[Stoves] The need to continue the discussion: simmer efficiency

Crispin Pemberton-Pigott crispinpigott at outlook.com
Fri Feb 20 11:49:44 CST 2015


Dear Dean

 

All this is good and true:

 

You take a standard pot of water.

You boil the water and see how much fuel was used and how many emissions were made.

You simmer water for 45 minutes.

You then try to make a stove that uses less wood and makes fewer emissions to do the same task.

Eventually you evolve a much better stove.

When I started experimenting with stoves they used around 550 grams of wood to boil 5 liters of water.
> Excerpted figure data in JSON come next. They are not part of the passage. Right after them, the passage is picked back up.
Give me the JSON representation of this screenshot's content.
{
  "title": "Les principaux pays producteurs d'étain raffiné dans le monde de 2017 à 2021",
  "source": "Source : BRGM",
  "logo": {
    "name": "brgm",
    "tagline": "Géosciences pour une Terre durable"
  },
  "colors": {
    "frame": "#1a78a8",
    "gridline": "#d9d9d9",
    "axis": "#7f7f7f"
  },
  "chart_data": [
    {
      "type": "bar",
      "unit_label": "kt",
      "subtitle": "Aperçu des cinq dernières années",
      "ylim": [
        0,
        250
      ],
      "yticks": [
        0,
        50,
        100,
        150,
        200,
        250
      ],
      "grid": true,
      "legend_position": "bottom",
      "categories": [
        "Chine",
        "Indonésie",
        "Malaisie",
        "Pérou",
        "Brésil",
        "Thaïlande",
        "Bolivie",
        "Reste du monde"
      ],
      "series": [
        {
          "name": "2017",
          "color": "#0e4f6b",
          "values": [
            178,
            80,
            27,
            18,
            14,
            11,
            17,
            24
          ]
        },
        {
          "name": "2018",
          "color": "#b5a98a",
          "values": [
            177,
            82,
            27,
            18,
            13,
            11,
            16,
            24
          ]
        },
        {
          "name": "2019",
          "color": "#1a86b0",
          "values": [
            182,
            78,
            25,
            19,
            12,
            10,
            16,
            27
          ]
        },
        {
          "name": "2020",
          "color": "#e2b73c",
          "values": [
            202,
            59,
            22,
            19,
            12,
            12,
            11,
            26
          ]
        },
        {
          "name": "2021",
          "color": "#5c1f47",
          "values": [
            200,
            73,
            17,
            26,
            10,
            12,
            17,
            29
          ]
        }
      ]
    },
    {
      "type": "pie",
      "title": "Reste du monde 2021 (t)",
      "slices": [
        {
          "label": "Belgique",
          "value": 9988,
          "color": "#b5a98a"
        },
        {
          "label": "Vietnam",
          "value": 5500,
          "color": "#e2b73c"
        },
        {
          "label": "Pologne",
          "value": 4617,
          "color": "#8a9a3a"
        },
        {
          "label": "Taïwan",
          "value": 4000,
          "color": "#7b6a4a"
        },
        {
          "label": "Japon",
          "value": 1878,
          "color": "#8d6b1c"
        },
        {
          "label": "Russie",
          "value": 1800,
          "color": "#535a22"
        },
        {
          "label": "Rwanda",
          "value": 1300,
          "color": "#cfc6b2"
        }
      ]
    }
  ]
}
Now stoves routinely use around 300 grams. 

 

Stoves used to make lots of PM and CO.

Now stoves make much less because stoves evolved using testing with emissions equipment.
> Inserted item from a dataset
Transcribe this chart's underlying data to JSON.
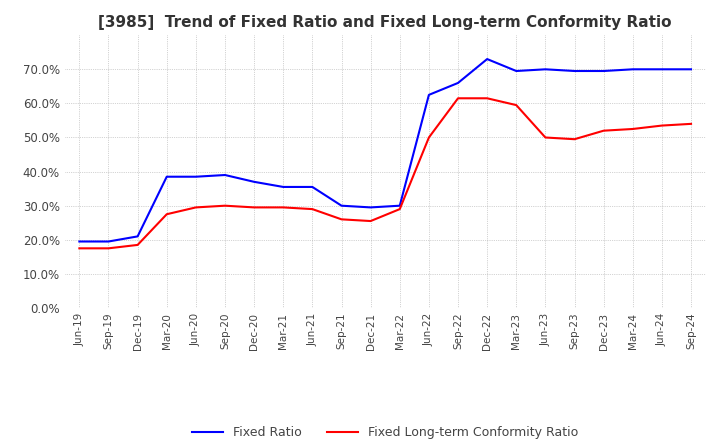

There are now biomass stoves that meet the WHO indoor air quality guidelines. This seemed almost impossible a few years ago.

For example, some TLUDs are now really great stoves. They are clean burning at high and low power. The newer Tom Reed type fan stove doesn't put soot on pots! The Rocket stove is better. There's lots of better stoves now including side feed fan stoves. Folks cooked on them at ETHOS, etc.

 

That is all well and good. Now, expressing these results in a usable, scientific format that accommodates other sizes of pots, other fuels, other burn cycles is an absolute pre-requisite for creating a national or internationally accepted test method and performance rating system.

 

I am not disagreeing with the achievements of the many actors in the stoves field. It is enthusiasm for success that dives us. When it comes to product selection, however, we must sue valid comparisons of measurable performance.  At issue is not that improved stoves are not improved. It is that claims for relative performance are not being fairly represented by the WBT which has been held up for years as ‘the way’ to test stoves. It is a way that favours certain products and disfavours others. It misreports performance to the extent that large amounts of money have been lost for no gain and this must stop. 

 

That’s all. We have to have something that works, and many people have produced alternatives over the years. At present there is no acceptable internationally workable test method.

 

The development of workable methods requires consultation and review. Whatever the ISO committee does, it will still have to be externally reviewed. There is a public comment process for this, which may or may not suffice. It depends on who shows up.

 

I am assuming nothing. There are so many ‘agendas’ in play it is too early to know which way the cookie will crumble.  Let’s all just keep plugging along doing the best we can.